During summer heat waves, Amazon arranged to have paramedics parked in ambulances outside, ready to treat any workers who dehydrated or suffered other forms of heat stress. Those who couldn’t quickly cool off and return to work were sent home or taken out in stretchers and wheelchairs and transported to area hospitals. And new applicants were ready to begin work at any time.

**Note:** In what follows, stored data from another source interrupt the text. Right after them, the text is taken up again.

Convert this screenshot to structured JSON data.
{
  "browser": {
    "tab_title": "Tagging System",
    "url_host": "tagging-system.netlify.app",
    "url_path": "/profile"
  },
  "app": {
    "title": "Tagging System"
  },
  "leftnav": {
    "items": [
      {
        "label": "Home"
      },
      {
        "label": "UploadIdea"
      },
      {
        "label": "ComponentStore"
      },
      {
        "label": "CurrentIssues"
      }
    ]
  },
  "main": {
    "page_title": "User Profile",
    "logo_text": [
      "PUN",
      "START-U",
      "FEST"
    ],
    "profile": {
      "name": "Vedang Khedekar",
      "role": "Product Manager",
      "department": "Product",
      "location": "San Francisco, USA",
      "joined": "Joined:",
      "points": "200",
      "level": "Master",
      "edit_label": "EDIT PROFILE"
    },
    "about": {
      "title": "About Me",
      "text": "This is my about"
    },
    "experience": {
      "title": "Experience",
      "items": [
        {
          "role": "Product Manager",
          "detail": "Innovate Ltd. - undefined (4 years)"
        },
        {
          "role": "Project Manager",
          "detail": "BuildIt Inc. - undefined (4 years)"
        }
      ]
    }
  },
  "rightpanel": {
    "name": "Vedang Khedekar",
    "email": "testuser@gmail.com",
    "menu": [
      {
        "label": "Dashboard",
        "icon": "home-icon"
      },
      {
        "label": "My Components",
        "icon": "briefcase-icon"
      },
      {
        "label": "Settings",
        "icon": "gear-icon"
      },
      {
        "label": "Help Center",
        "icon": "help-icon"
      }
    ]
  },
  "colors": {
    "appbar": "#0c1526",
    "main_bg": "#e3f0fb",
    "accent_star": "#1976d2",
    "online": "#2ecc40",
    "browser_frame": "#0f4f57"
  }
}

An emergency room doctor in June called federal regulators to report an “unsafe environment” after he treated several Amazon warehouse workers for heat-related problems. The doctor’s report was echoed by warehouse workers who also complained to regulators, including a security guard who reported seeing pregnant employees suffering in the heat.
Apple, in theory, wants to sell you a good product that does a thing that you will hopefully find delightful. I believe that their engineers take privacy seriously, and genuinely try to treat their workers well even though the executives fuck up like clockwork, I haven’t seen anything as galling as what happens with Amazon and Google.
The Apple engineers, at least, try to do as much as possible with processing our data on our devices instead of shipping your data off to their server farms to analyze it. Siri does require shipping your voice data off, but I would bet $100 that some of Siri’s limitations are down to the security restrictions Apple has in-place to protect our privacy.
It’s wrong to personify any company, but this is the only company I would trust to have a microphone in my home all day. I also like Apple Music, I’ve been using it daily since 2015 and I still love it.
That’s why I’d be good with trusting the HomePod with what it offers today, and would recommend it to someone who wants to listen to music, podcasts, or other audio sent over Apple’s AirPlay to the dingus. I just have no idea where it would even fit into my life.
I use a cheap bluetooth speaker in the bathroom to listen to music and the news while I take a shower or give my kid a bath. I bring an even cheaper bluetooth speaker with us to the playground so that we can listen to music and baseball games. The HomePod can’t replace the bluetooth speaker in either of those scenarios.
When I want to listen to music in my house I can turn on the Apple TV box, TV, and audio/video receiver with one tap of the remote. The speakers inside the HomePod sound great, but they aren’t going to beat a real stereo set. The HomePod doesn’t have a physical line-in, so it can’t replace my AVR and speakers.
So, I don’t really know where the HomePod is supposed to fit in, for me and my family. It’s not a soundbar, it’s only a bluetooth speaker replacement when you don’t need portability, and obviously don’t need it to work with non-Apple devices since the HomePod only supports Apple’s AirPlay. Maybe if you live an extremely minimal life it’d fit in for you. What a strange device.